After painting the vehicle in the primary light gray color, I sanded the leading edges in places. The idea was to show wear along these edges, where the environment has worn off the paint, revealing the primer coat and bare metal underneath. I also mixed a slightly darker shade of gray and masked and painted selected panels (the landing gear bay covers, some access panels, and the like). I added a clear acrylic gloss coat on the entire model to prepare for decaling and weathering. Most of the decals were a custom job, although the pin-up art came from a sheet purchased from Starship Modeler. I originally planned on adding a fair bit of stenciling, but eventually opted to make most of those into symbols, which were either cut from colored decal sheet or stolen from my decal stash. I think that is more in keeping with the Star Wars style. I found a Star Wars font named Aurebesh on the Internet, and used it to make the name of the ship and a few additional items. The blue and white "planetary" markings were masked off and painted separately.
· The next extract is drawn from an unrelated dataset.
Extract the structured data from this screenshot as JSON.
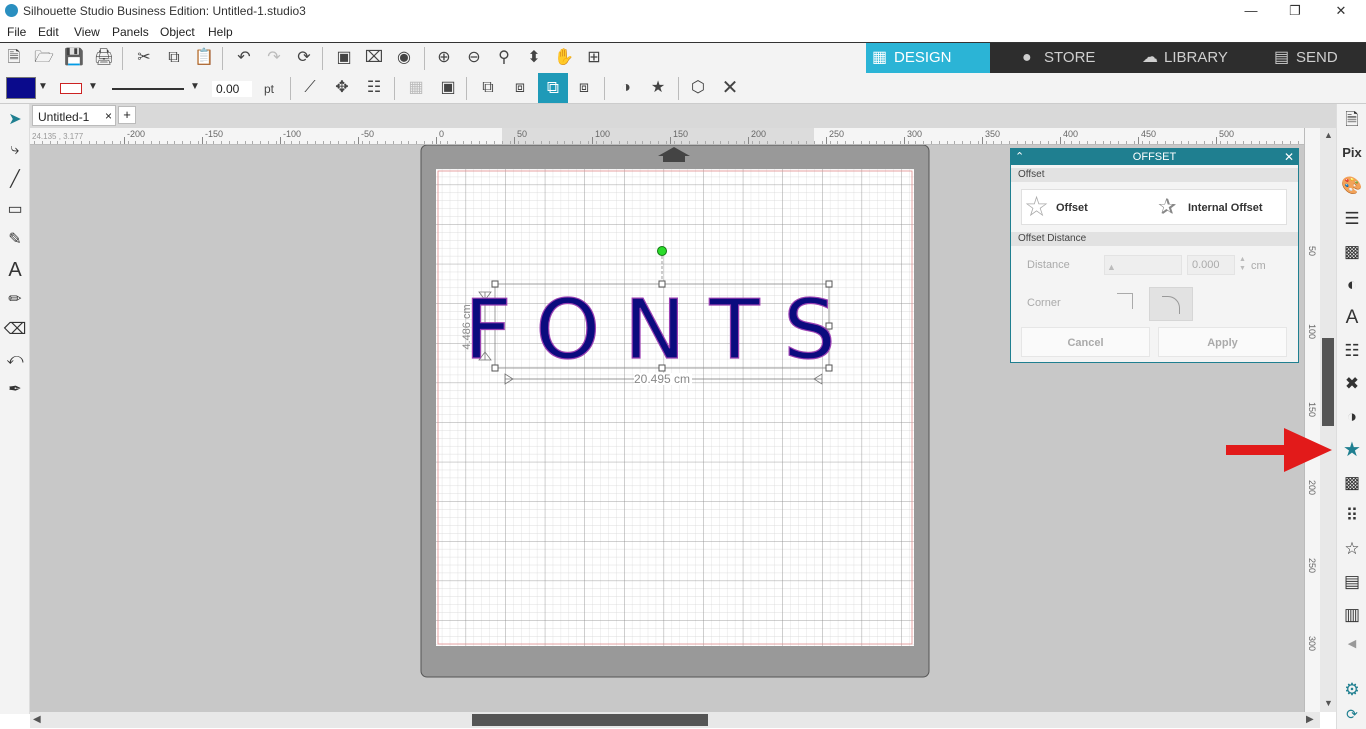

After the decals were dry I added another clear acrylic gloss coat, then added oil washes in the panel lines as well as some weathering. I like to use a darker grey wash for the moving flight control surfaces and the main removable engine panels, and a lighter shade for the panel lines on the craft's surfaces. Based on my experience around operational military aircraft, I think that all dark panel lines result in more of a "toy" effect than a working vehicle. I added some additional grime, wear, and tear around the craft's surfaces where pilots and mechanics walk and work. I painted, washed, and weathered the engines separately. The engines were then glued into place using two-part epoxy.
Finally, I made up the display base and painted it. I added a piece of painted brass tubing to support the model "in flight," setting the viewing angle to show off the craft's lines. The symbol of the Rebellion is a resin casting from a company named The Model Base, painted in the appropriate colors and mounted on the main base.